“Love is lovelier the second time around.”
It must be the Monthly Wine Writing Challenge, as I tend to always start the article off with something pithy and hopefully germane. This Twenty-second challenge’s theme has been proffered by Jill of L’Occasion and it is “Second Chance.” These challenges at least for me make me stop and ponder the direction that I should take. Some of the challenges have been harder to start, than others, but that is the joy of these challenges. “Second Chance” can be very romantic, as for my Bride and I, or it can take on another meaning.
The grapes, the bountiful fruit that eventually because this “nectar of the Gods” that we all write about, are not all equal. Some of the great wineries are by nature very selective about their grapes and especially about the end product. We know what happens to the first selection of grapes, as they can become exalted wines that the world will clamor for, as for the others they are not completely forgotten about
Chateau Lafite-Rothschild is world famous and even if you just said Lafite, one would be understood. This famous First Growth of the Medoc has been heralded for over a century as one of the leading wines. They were one of the leaders of blending for what is know referred to as the “Bordeaux Blend.” This blend can be composed of Cabernet Sauvignon, Merlot, Cabernet Franc, Petit Verdot and Malbec and under the steady hands of an accomplished wine maker and a great vintage, history can be made. In today’s world, where everyone is chasing the dollar, the winemaker worth his salt, still controls the product, and not every grape or pressing makes the final cut. Rather then dilute the quality for a quick dollar, he holds the seconds and makes another wine. Perhaps the wine will not have the same cachet as Chateau Lafite-Rothschild, but I would venture that no one would decline a glass or a bottle of Carruades de Lafite, or sometimes it has been named Moulin des Carruades. I know that I would not, and I have not.
Now we can venture over a little bit in the same Commune of Pauillac where Chateau Lafite-Rothschild is produced and find another First Growth wine of stellar reputation, namely Chateau Latour. When one is speaking of the First Growth wines of the Medoc, everyone has an opinion of which is the best, and from my humble stance and from my few encounters, I may have to opine that perhaps Chateau Latour may be the greatest, if not the longest lived of the wines that I have tried. I once had the chance to enjoy a bottle that was forty years old and it was still very feisty compared to two other First Growth wines of the same age.

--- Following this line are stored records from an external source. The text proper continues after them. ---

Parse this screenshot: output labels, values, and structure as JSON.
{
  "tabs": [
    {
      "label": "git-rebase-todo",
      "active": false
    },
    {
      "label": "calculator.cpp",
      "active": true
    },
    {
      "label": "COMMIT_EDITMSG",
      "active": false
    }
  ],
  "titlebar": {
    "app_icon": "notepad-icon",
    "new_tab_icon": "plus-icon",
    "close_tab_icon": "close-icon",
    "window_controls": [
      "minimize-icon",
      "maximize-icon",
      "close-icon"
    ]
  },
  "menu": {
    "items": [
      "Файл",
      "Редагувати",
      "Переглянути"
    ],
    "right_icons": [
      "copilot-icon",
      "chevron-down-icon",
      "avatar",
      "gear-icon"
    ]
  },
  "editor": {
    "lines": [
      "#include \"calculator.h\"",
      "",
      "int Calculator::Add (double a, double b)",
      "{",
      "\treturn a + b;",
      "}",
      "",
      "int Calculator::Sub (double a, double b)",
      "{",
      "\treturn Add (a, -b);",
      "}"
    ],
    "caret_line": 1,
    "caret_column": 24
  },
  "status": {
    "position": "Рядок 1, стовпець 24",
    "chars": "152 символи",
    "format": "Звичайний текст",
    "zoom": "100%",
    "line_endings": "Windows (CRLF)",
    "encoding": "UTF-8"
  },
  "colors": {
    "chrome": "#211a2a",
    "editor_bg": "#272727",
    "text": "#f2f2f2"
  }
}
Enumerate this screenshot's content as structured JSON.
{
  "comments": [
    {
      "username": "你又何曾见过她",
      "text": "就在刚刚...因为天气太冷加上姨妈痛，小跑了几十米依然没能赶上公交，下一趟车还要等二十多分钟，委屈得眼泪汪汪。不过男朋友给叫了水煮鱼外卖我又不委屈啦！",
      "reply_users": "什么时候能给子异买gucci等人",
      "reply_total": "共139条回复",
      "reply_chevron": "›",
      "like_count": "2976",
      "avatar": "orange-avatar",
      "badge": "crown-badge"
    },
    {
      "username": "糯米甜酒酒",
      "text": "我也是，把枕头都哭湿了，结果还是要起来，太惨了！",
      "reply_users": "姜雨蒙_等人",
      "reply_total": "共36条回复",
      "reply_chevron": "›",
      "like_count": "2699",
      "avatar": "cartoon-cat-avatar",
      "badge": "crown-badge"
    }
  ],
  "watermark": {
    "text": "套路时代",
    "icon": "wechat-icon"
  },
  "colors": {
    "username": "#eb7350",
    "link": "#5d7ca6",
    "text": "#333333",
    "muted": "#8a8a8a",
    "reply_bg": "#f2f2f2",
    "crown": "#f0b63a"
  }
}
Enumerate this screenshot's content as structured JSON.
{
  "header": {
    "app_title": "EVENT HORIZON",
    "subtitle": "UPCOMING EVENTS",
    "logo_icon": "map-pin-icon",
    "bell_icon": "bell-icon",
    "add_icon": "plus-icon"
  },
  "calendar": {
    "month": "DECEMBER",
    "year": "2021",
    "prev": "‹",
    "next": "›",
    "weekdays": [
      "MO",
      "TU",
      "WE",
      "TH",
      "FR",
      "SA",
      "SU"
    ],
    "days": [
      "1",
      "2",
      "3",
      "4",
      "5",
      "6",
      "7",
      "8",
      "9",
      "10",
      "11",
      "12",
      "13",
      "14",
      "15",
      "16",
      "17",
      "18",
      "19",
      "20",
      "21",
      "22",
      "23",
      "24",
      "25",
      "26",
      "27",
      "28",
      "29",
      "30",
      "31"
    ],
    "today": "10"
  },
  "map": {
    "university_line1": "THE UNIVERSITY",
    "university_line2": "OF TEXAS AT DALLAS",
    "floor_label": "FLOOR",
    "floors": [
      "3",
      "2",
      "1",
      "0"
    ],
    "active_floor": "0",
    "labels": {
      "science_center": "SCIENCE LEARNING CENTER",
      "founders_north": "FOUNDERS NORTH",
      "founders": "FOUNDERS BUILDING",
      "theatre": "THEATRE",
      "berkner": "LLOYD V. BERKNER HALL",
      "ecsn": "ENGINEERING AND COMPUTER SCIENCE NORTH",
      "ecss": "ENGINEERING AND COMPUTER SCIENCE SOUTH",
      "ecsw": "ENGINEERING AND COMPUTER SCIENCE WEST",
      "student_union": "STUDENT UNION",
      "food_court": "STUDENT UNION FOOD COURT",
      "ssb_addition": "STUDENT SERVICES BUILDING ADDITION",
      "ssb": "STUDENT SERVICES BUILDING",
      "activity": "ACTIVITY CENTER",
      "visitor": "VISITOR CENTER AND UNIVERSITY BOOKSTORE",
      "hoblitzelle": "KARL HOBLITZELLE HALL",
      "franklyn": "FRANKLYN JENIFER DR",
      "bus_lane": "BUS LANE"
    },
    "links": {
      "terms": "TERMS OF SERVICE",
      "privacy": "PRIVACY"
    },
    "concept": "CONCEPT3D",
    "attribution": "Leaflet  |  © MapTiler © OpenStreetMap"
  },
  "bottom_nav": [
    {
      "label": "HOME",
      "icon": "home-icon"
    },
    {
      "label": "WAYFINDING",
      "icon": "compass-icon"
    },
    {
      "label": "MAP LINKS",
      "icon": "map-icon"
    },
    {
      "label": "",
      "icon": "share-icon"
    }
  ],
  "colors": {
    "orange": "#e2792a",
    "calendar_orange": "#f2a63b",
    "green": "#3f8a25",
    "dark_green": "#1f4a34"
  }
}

Chateau Latour is rather unique that it is a blend of only Cabernet Sauvignon and Merlot as compared to the classic “Bordeaux Blend.” They have also created a second wine that they call Les Forts de Latour and I was just as happy to have that wine, and my wallet was even happier.
The Old World is not the only place where one finds these Second Labels, as one can also find this being done in Napa Valley, California. Of course the wine that I am going to discuss here is also a “Bordeaux Blend, “ but both the first and the second labels, only refer to themselves as “A Napa Valley Red Table Wine.” I am talking about Opus One, the wine that is a joint venture between Baron Philippe de Rothschild and Robert Mondavi; and yes another reference to a First Growth Medoc wine. Not only do I find there second label Overture to be superb, but when we were at the winery I observed that so did most of the other people there for a tasting. The only thing that can be slightly different is that Overture can be non-vintage, as in blending of a few years, or it can be a single vintage, from my understanding. When we were there, it was non-vintage and only sold at the winery, though I also understand that it is now found in some secondary markets as well.
So these fine grapes can have a Second Chance, if they do not make the first cut.
“Everyone knows that I am Second hand Rose from Second Avenue.”